Isco, "Magia" para os colegas, fez uma das suas melhores exibições no Espanha-Itália (3-0), marcando dois golos e deixando Verratti de rastos.

Os escritores têm os seus rituais. Uns escrevem pela manhã, outros pela madrugada fora, largando o verbo quando um qualquer grilo os lembra que está na hora de fechar a loja. Uns fumam, outros talvez metam música. Gelo no copo, uísque. Para dar de beber à coragem, sossegando a criatividade. Tudo isto é imaginação. É que os escritores que perseguimos nos livros que compramos devem ter o seu bunker escuro ou um terraço com vista bonita para um lago. Isolam-se, escondem-se da luz do dia-a-dia, procuram o conforto das palavras que se juntam como no Tetris e a angustia das páginas em branco. Todos, menos um. Francisco Alárcon, um autor de Málaga com obra publicada desde 2010, escreve sem segredos num pano verde, debaixo de holofotes, com dezenas de câmaras apontadas para ele, com milhões de olhos a abraçá-lo.

É arte. E para todos. Isco está a brincar com o coração dos adeptos do futebol bem jogado que sonham com a imortalidade dos Zidanes, Iniestas, Xavis, Laudrups e por aí fora. A alcunha é "Magia" (dada por companheiros de equipa, imagine-se) e assenta-lhe bem. Este miúdo que encanta o Bernabéu como ninguém hoje em dia está na moda.
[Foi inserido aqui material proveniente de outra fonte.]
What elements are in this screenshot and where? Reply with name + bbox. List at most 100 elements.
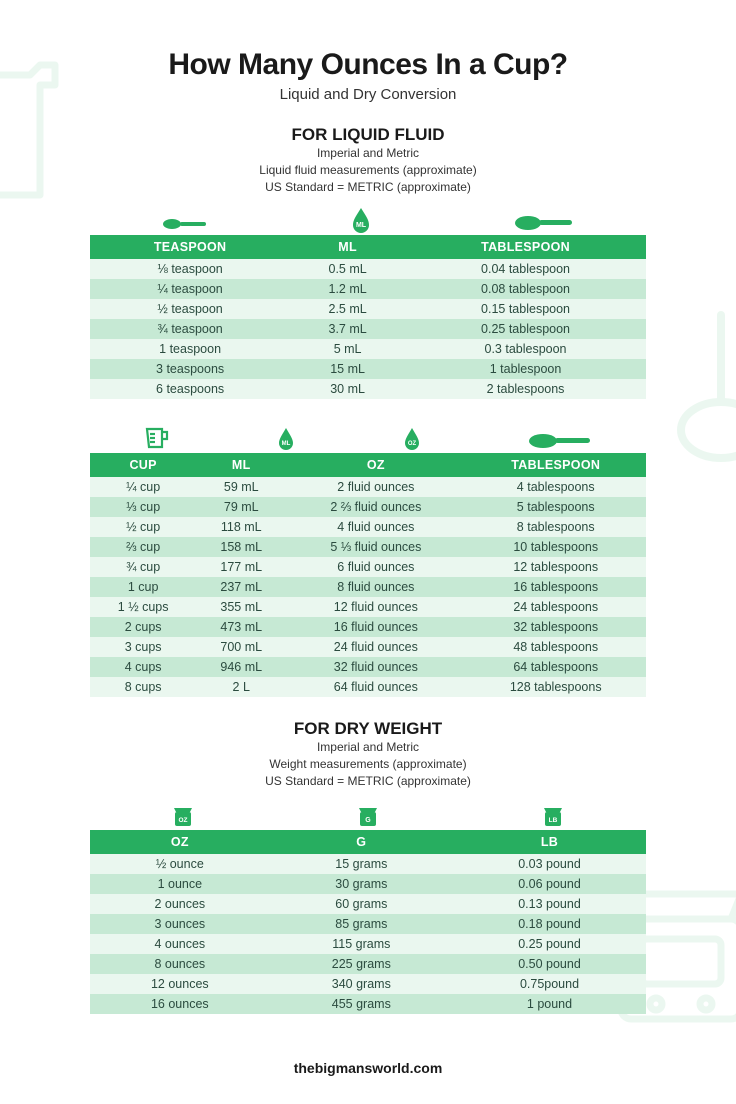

No sábado, a Espanha despachou a Itália com um 3-0, no estádio do Real Madrid, o jardim de Isco. O malagueño foi o melhor em campo, com uma daquelas exibições especiais, cheia de observações montadas à velocidade da luz, de metáforas e orações com muitas vírgulas e dois pontos finais (golaço de livre direto a Buffon e outro de pé esquerdo, de longe).

A caneta, como dizem os brasileiros, é o gesto que está no arranque deste texto. É um daqueles toques artísticos que, do profissional ao amador, deixa qualquer um orgulhoso de quem vê no espelho. Sola na bola, indignando aqueles que acham que os pitons roubam sensibilidade na troca de afetos, e pronto: caño. Parece sempre acontecer em câmara lenta. É bonito. É de corar, como sublinharia depois o selecionador italiano. Verratti desabafou, admitindo que lhe apeteceu aplaudir de pé. É o futebol dos craques, senhoras e senhores.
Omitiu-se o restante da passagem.